Thank you for writing the blog article https://gaultier.github.io/blog/x11_x64.html

Was a fun read! :-)

I do have a question about this very piece of code:

%define SYSCALL_WRITE 1
%define STDOUT 1

print_hello:
  push rbp ; Save rbp on the stack to be able to restore it at the end of the function.
  mov rbp, rsp ; Set rbp to rsp

  sub rsp, 5 ; Reserve 5 bytes of space on the stack.
  mov BYTE [rsp + 0], 'h' ; Set each byte on the stack to a string character.
  mov BYTE [rsp + 1], 'e'
  mov BYTE [rsp + 2], 'l'
  mov BYTE [rsp + 3], 'l'
  mov BYTE [rsp + 4], 'o'

  ; Make the write syscall
  mov rax, SYSCALL_WRITE
  mov rdi, STDOUT ; Write to stdout.
  lea rsi, [rsp] ; Address on the stack of the string.
  mov rdx, 5 ; Pass the length of the string which is 5.
  syscall

  add rsp, 5 ; Restore the stack to its original value.

  pop rbp ; Restore rbp
  ret

You write lea rsi, [rsp] .

But if you would omit the brackets [ and ] : Wouldn't then a

mov rsi, rsp equivalent and sufficient in this situation?

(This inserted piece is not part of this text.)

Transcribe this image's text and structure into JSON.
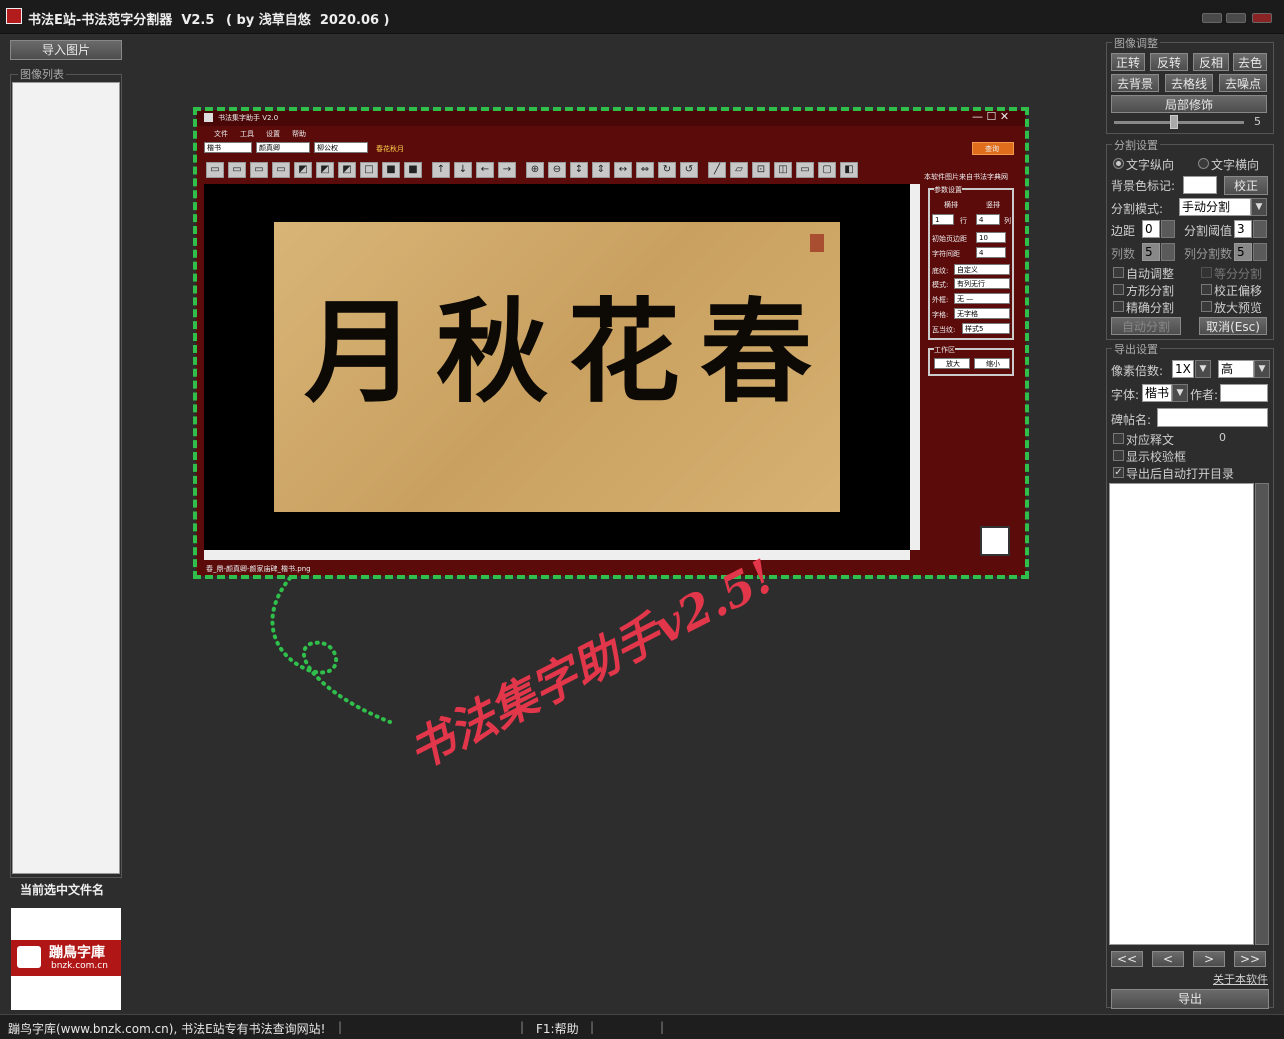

I am not super fit in X86 assembly, so I might be totally wrong - just curious because I thought the brackets are "de-referencing" the pointer (i.e. deliver the value at the address) so what if you are not de-referencing the pointer in the first place and just move the actual stack pointer?

[gaultier]

Hi!
In this context, yes. mov & lea overlap in some cases, here they are the same, with one caveat.

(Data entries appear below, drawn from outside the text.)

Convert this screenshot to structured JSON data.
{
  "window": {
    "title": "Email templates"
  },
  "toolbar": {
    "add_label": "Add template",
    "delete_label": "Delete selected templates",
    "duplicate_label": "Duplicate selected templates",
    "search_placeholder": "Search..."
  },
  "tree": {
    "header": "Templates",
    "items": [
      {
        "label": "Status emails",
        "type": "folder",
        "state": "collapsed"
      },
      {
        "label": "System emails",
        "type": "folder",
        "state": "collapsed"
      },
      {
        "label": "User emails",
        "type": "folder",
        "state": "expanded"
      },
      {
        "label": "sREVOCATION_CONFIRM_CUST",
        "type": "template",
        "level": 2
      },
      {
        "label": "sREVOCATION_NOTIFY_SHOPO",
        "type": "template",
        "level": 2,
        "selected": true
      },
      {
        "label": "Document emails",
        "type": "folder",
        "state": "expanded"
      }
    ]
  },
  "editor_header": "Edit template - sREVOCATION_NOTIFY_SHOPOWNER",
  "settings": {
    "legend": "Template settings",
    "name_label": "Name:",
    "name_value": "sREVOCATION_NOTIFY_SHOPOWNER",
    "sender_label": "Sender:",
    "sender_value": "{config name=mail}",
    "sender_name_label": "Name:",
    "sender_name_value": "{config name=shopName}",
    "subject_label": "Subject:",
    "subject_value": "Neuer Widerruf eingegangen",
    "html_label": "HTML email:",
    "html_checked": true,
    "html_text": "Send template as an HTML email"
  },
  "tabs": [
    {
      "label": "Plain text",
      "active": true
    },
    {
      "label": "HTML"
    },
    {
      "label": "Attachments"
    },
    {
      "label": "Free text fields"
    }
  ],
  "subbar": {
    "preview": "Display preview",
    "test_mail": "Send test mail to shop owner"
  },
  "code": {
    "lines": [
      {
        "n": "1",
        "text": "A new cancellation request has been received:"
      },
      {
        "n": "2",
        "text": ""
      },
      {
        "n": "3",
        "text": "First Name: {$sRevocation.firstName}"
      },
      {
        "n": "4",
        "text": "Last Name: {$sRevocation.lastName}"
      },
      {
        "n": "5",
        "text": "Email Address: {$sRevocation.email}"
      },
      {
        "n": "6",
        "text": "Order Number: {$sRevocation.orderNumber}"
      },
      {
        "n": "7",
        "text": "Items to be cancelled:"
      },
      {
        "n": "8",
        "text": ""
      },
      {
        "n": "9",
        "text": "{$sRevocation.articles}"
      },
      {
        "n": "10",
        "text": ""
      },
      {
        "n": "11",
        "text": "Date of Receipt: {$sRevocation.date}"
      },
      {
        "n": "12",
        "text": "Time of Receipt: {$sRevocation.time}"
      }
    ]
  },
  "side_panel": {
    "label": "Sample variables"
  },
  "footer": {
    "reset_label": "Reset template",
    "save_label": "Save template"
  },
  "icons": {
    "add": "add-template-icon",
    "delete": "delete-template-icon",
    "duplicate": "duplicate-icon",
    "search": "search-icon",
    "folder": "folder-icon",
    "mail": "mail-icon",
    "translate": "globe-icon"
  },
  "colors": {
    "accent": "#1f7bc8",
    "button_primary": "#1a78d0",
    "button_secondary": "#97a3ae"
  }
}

On macos, lea is preferred: https://stackoverflow.com/a/47301555

I have not tested this code on macos, but I expect mov to fail and lea to succeed (see the stack overflow link).
On other Unices, changing lea to mov here should be perfectly fine.

[sy2002]

Thank you for taking the time and for your very helpful answer: You boosted my understanding of x86 assembly :-)